De la découverte à la politique : réflexions autour de la circumnavigation de Magellan dans la
Historia de las Indias de F. López de Gómara (1552), Louise Bénat-Tachot
En 1552, F. López de Gómara procède à l’impression de sa chronique des Indes, dont le succès en
Espagne et à travers l’Europe fut incontestable tout au long du XVIe siècle. L’auteur, un humaniste dont
le style est à la fois brillant et concis, se démarque des auteurs de son temps par son ampleur de vue et la
“liberté” de sa pensée. Dans cette chronique structurée à partir d’un plan géographique, l’auteur concède
une importance médullaire à la circumnavigation de Magellan-Elcano (1519-1522) et à ses enjeux : la
découverte d’une nouvelle route vers les îles aux épices et la maîtrise de ce commerce par les royaumes
d’Espagne. En seize chapitres, logés au cœur de l’œuvre, Gómara retrace non seulement les épisodes de
cette navigation mais ses implications dans les domaines géopolitiques, scientifiques, et commerciaux.
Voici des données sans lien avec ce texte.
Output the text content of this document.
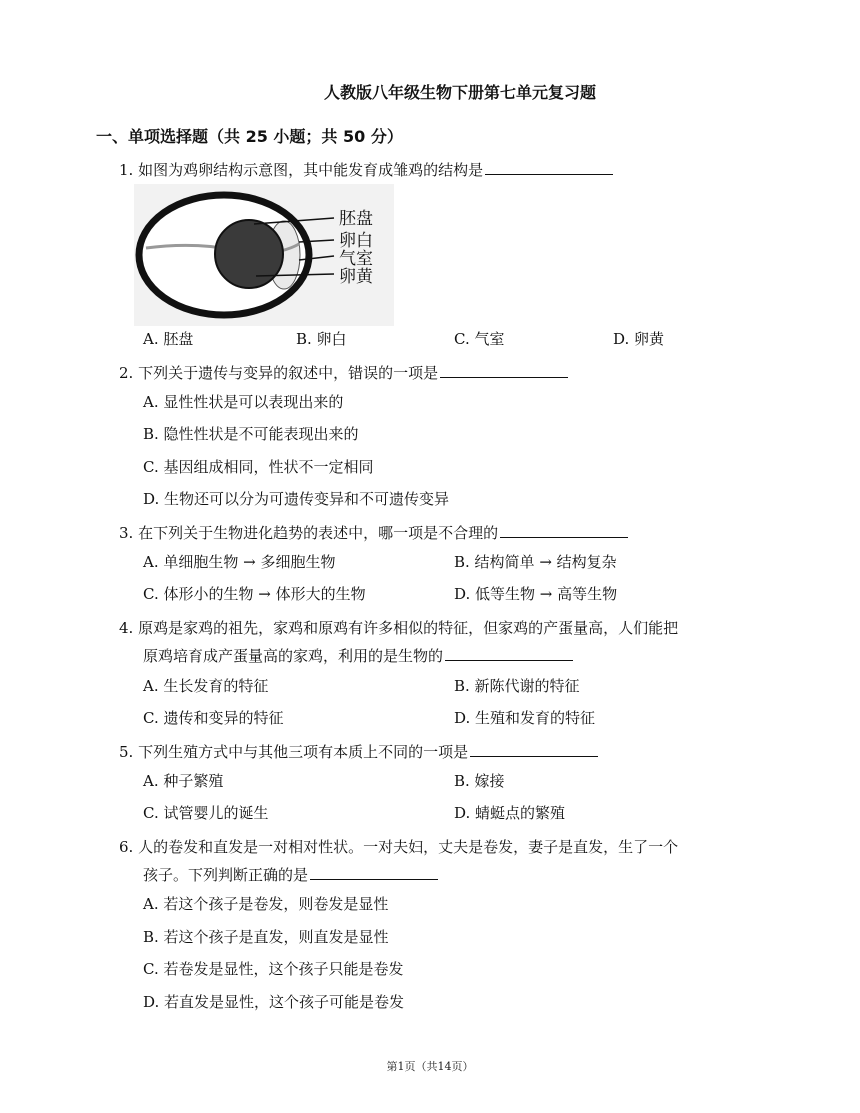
人教版八年级生物下册第七单元复习题
一、单项选择题（共 25 小题；共 50 分）
1. 如图为鸡卵结构示意图，其中能发育成雏鸡的结构是
胚盘
卵白
气室
卵黄
A. 胚盘	B. 卵白	C. 气室	D. 卵黄
2. 下列关于遗传与变异的叙述中，错误的一项是
A. 显性性状是可以表现出来的
B. 隐性性状是不可能表现出来的
C. 基因组成相同，性状不一定相同
D. 生物还可以分为可遗传变异和不可遗传变异
3. 在下列关于生物进化趋势的表述中，哪一项是不合理的
A. 单细胞生物 → 多细胞生物	B. 结构简单 → 结构复杂
C. 体形小的生物 → 体形大的生物	D. 低等生物 → 高等生物
4. 原鸡是家鸡的祖先，家鸡和原鸡有许多相似的特征，但家鸡的产蛋量高，人们能把
原鸡培育成产蛋量高的家鸡，利用的是生物的
A. 生长发育的特征	B. 新陈代谢的特征
C. 遗传和变异的特征	D. 生殖和发育的特征
5. 下列生殖方式中与其他三项有本质上不同的一项是
A. 种子繁殖	B. 嫁接
C. 试管婴儿的诞生	D. 蜻蜓点的繁殖
6. 人的卷发和直发是一对相对性状。一对夫妇，丈夫是卷发，妻子是直发，生了一个
孩子。下列判断正确的是
A. 若这个孩子是卷发，则卷发是显性
B. 若这个孩子是直发，则直发是显性
C. 若卷发是显性，这个孩子只能是卷发
D. 若直发是显性，这个孩子可能是卷发
第1页（共14页）
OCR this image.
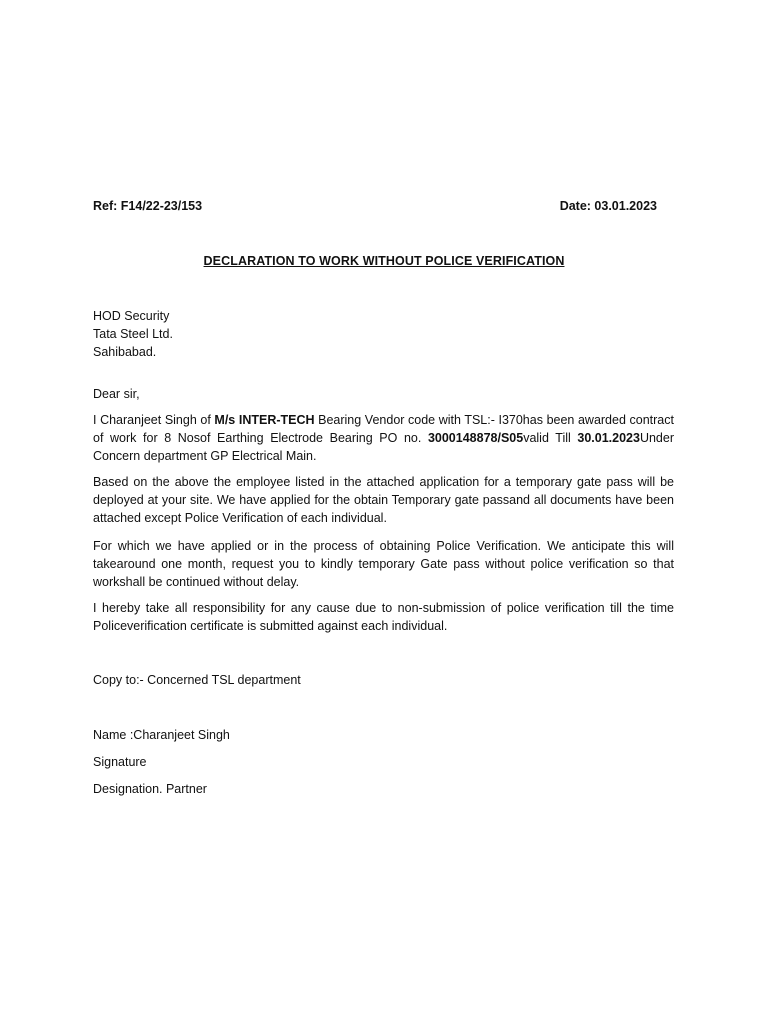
Ref: F14/22-23/153	Date: 03.01.2023
DECLARATION TO WORK WITHOUT POLICE VERIFICATION
HOD Security
Tata Steel Ltd.
Sahibabad.
Dear sir,
I Charanjeet Singh of M/s INTER-TECH Bearing Vendor code with TSL:- I370has been awarded contract of work for 8 Nosof Earthing Electrode Bearing PO no. 3000148878/S05valid Till 30.01.2023Under Concern department GP Electrical Main.
Based on the above the employee listed in the attached application for a temporary gate pass will be deployed at your site. We have applied for the obtain Temporary gate passand all documents have been attached except Police Verification of each individual.
For which we have applied or in the process of obtaining Police Verification. We anticipate this will takearound one month, request you to kindly temporary Gate pass without police verification so that workshall be continued without delay.
I hereby take all responsibility for any cause due to non-submission of police verification till the time Policeverification certificate is submitted against each individual.
Copy to:- Concerned TSL department
Name :Charanjeet Singh
Signature
Designation. Partner
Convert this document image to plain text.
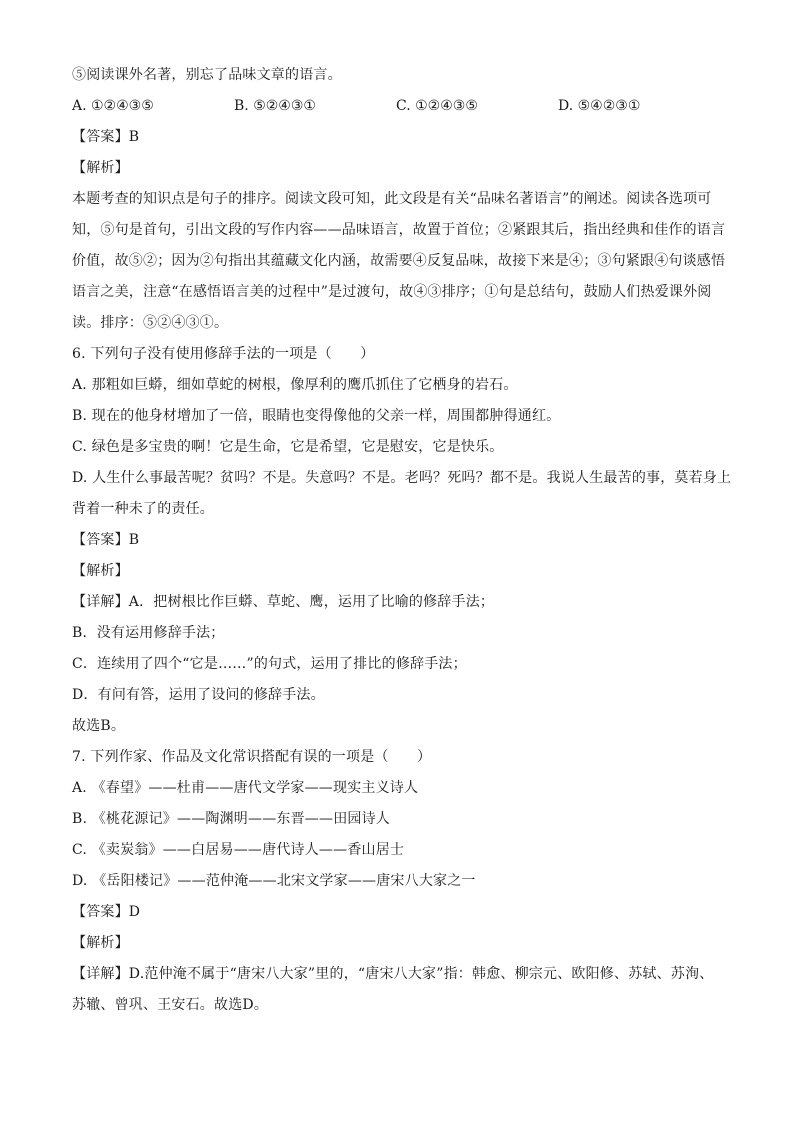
⑤阅读课外名著，别忘了品味文章的语言。
A. ①②④③⑤	B. ⑤②④③①	C. ①②④③⑤	D. ⑤④②③①
【答案】B
【解析】
本题考查的知识点是句子的排序。阅读文段可知，此文段是有关“品味名著语言”的阐述。阅读各选项可
知，⑤句是首句，引出文段的写作内容——品味语言，故置于首位；②紧跟其后，指出经典和佳作的语言
价值，故⑤②；因为②句指出其蕴藏文化内涵，故需要④反复品味，故接下来是④；③句紧跟④句谈感悟
语言之美，注意“在感悟语言美的过程中”是过渡句，故④③排序；①句是总结句，鼓励人们热爱课外阅
读。排序：⑤②④③①。
6. 下列句子没有使用修辞手法的一项是（　　）
A. 那粗如巨蟒，细如草蛇的树根，像厚利的鹰爪抓住了它栖身的岩石。
B. 现在的他身材增加了一倍，眼睛也变得像他的父亲一样，周围都肿得通红。
C. 绿色是多宝贵的啊！它是生命，它是希望，它是慰安，它是快乐。
D. 人生什么事最苦呢？贫吗？不是。失意吗？不是。老吗？死吗？都不是。我说人生最苦的事，莫若身上
背着一种未了的责任。
【答案】B
【解析】
【详解】A．把树根比作巨蟒、草蛇、鹰，运用了比喻的修辞手法；
B．没有运用修辞手法；
C．连续用了四个“它是……”的句式，运用了排比的修辞手法；
D．有问有答，运用了设问的修辞手法。
故选B。
7. 下列作家、作品及文化常识搭配有误的一项是（　　）
A. 《春望》——杜甫——唐代文学家——现实主义诗人
B. 《桃花源记》——陶渊明——东晋——田园诗人
C. 《卖炭翁》——白居易——唐代诗人——香山居士
D. 《岳阳楼记》——范仲淹——北宋文学家——唐宋八大家之一
【答案】D
【解析】
【详解】D.范仲淹不属于“唐宋八大家”里的，“唐宋八大家”指：韩愈、柳宗元、欧阳修、苏轼、苏洵、
苏辙、曾巩、王安石。故选D。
Lui
seul a perçu et articulé les différentes facettes de cette histoire, d’une façon aussi concise que corrosive.
L’audace de l’écrivain et l’ambition de son projet impérial nous ont invité à regarder de plus près un
exemple de cet “arte de historiar”.
Vivre et mourir à bord des navires espagnols au XVIIe siècle. Les hommes de la Carrera de Indias et
du Galion de Manille à travers les Bienes de Difuntos (1598-1717), Delphine Tempère
Ce travail se fonde sur l’étude de 1046 autos de Bienes de Difuntos afin de saisir le fonctionnement social,
culturel et religieux à bord des flottes espagnoles. L’étude de l’Institution des Biens des Défunts, chargée
de rapatrier les héritages et les soldes des gens de mer et des passagers, révèle la genèse d’un État tout
puissant qui étendait son domaine d’action de Séville à Manille. L’analyse des structures du quotidien
examine les spécificités du monde des navigations, reflet et distorsion de la société ibérique. L’étude des
représentations matérielles, religieuses et symboliques de la mort en mer met finalement en lumière la
force des liens qui unissaient la communauté navigante à celle des fidèles restés à terre.